Less commonly, the rash may appear on the buttocks, ankles, armpits, genitalia, groin, scalp, neck, face, head, shoulders, waist, soles of the feet, lower leg, and knees.


Syphilis is the result of Treponema pallidum, a bacterium. It is transmitted by sexual contact, and the person passing on the infection will have a syphilitic lesion. A woman who is pregnant and also has syphilis can pass on this STD to her baby, which can result in stillbirth or serious congenital deformities.

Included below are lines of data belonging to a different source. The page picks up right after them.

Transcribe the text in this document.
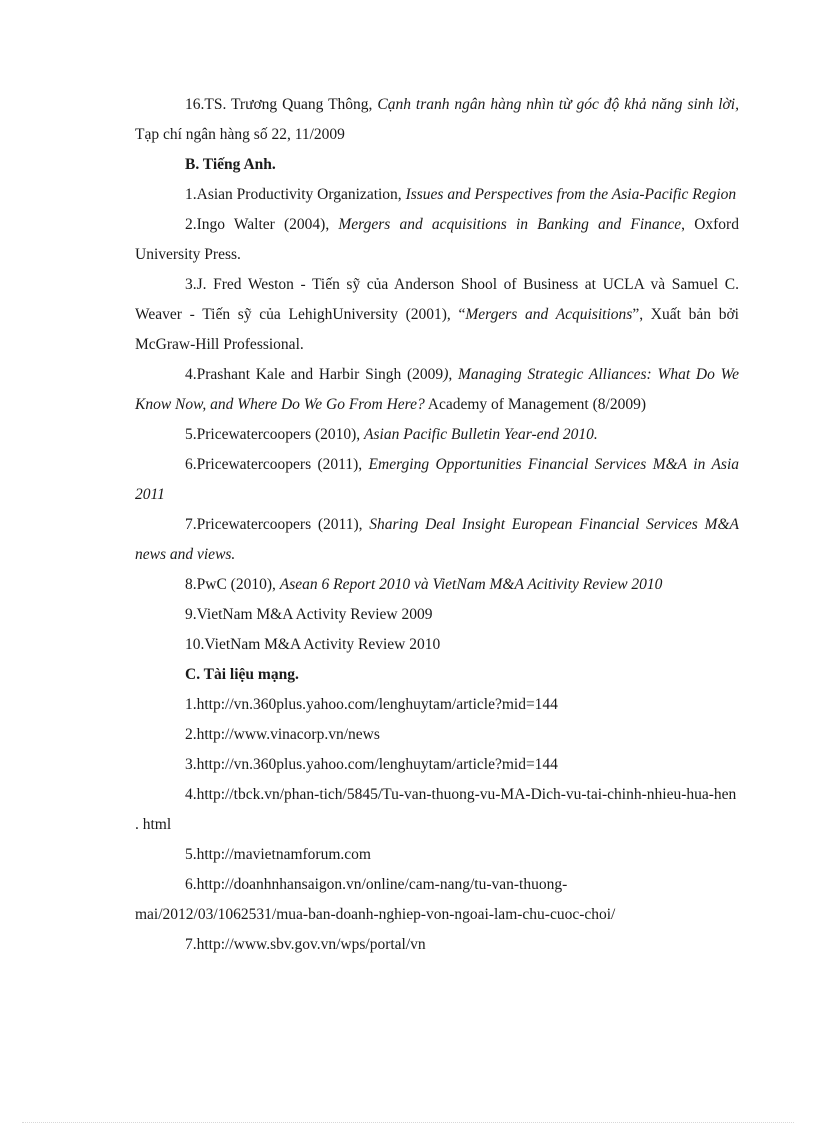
16.TS. Trương Quang Thông, Cạnh tranh ngân hàng nhìn từ góc độ khả năng sinh lời, Tạp chí ngân hàng số 22, 11/2009

B. Tiếng Anh.

1.Asian Productivity Organization, Issues and Perspectives from the Asia-Pacific Region

2.Ingo Walter (2004), Mergers and acquisitions in Banking and Finance, Oxford University Press.

3.J. Fred Weston - Tiến sỹ của Anderson Shool of Business at UCLA và Samuel C. Weaver - Tiến sỹ của LehighUniversity (2001), “Mergers and Acquisitions”, Xuất bản bởi McGraw-Hill Professional.

4.Prashant Kale and Harbir Singh (2009), Managing Strategic Alliances: What Do We Know Now, and Where Do We Go From Here? Academy of Management (8/2009)

5.Pricewatercoopers (2010), Asian Pacific Bulletin Year-end 2010.

6.Pricewatercoopers (2011), Emerging Opportunities Financial Services M&A in Asia 2011

7.Pricewatercoopers (2011), Sharing Deal Insight European Financial Services M&A news and views.

8.PwC (2010), Asean 6 Report 2010 và VietNam M&A Acitivity Review 2010

9.VietNam M&A Activity Review 2009

10.VietNam M&A Activity Review 2010

C. Tài liệu mạng.

1.http://vn.360plus.yahoo.com/lenghuytam/article?mid=144

2.http://www.vinacorp.vn/news

3.http://vn.360plus.yahoo.com/lenghuytam/article?mid=144

4.http://tbck.vn/phan-tich/5845/Tu-van-thuong-vu-MA-Dich-vu-tai-chinh-nhieu-hua-hen . html

5.http://mavietnamforum.com

6.http://doanhnhansaigon.vn/online/cam-nang/tu-van-thuong-mai/2012/03/1062531/mua-ban-doanh-nghiep-von-ngoai-lam-chu-cuoc-choi/

7.http://www.sbv.gov.vn/wps/portal/vn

There is an incubation period of between 9 and 90 days after initial infection before the symptoms of the disease occur, with an average incubation period of 21 days. Each stage of syphilis has characteristic signs and symptoms. Some people with syphilis show no symptoms, while others may experience more mild presentations.

For some people with the condition, even if symptoms resolve, the bacterium is still in the body and can cause serious health problems later on.


This sexually transmitted bacterial infection usually attacks the mucous membranes. It is also known as the clap or the drip.

The bacterium, which is highly contagious, stays in the warmer and moister cavities of the body.

The majority of women with gonorrhea show no signs or symptoms. If left untreated, females may develop pelvic inflammatory disease (PID). Males may develop inflammation of the prostate gland, urethra, or epididymis.

The disease is caused by Neisseria gonorrhoeae. The bacteria can survive in the vagina, penis, mouth, rectum, or eye. They can be transmitted during sexual contact.

As soon as a person contracts gonorrhea, they risk spreading the bacteria to other parts of the body. An individual may accidentally rub their eye and spread the infection. This prolongs the treatment period. A woman who is pregnant can pass the infection on to the infant during childbirth.

Symptoms of gonorrhea may occur between 2 to 10 days after initial infection, in some cases, it may take 30 days. Some people experience very mild symptoms that lead to mistaking gonorrhea for a different condition, such as a yeast infection.

Males may experience the following symptoms:
  • · burning during urination
  • · testicular pain or swelling
  • · a green, white, or yellow discharge from the penis
  • Females are less likely to show symptoms, but if they do, these may include:
  • · spotting after sexual intercourse
  • · swelling of the vulva, or vulvitis
  • · irregular bleeding between periods
  • · pink eye, or conjunctivitis
  • · pain in the pelvic area
  • · burning or pain during urination

If the rectum becomes infected, a person with gonorrhea may experience anal itching, painful bowel movements, and sometimes discharge. When transmission occurs as a result of oral sex, there may be a burning sensation in the throat and swollen glands.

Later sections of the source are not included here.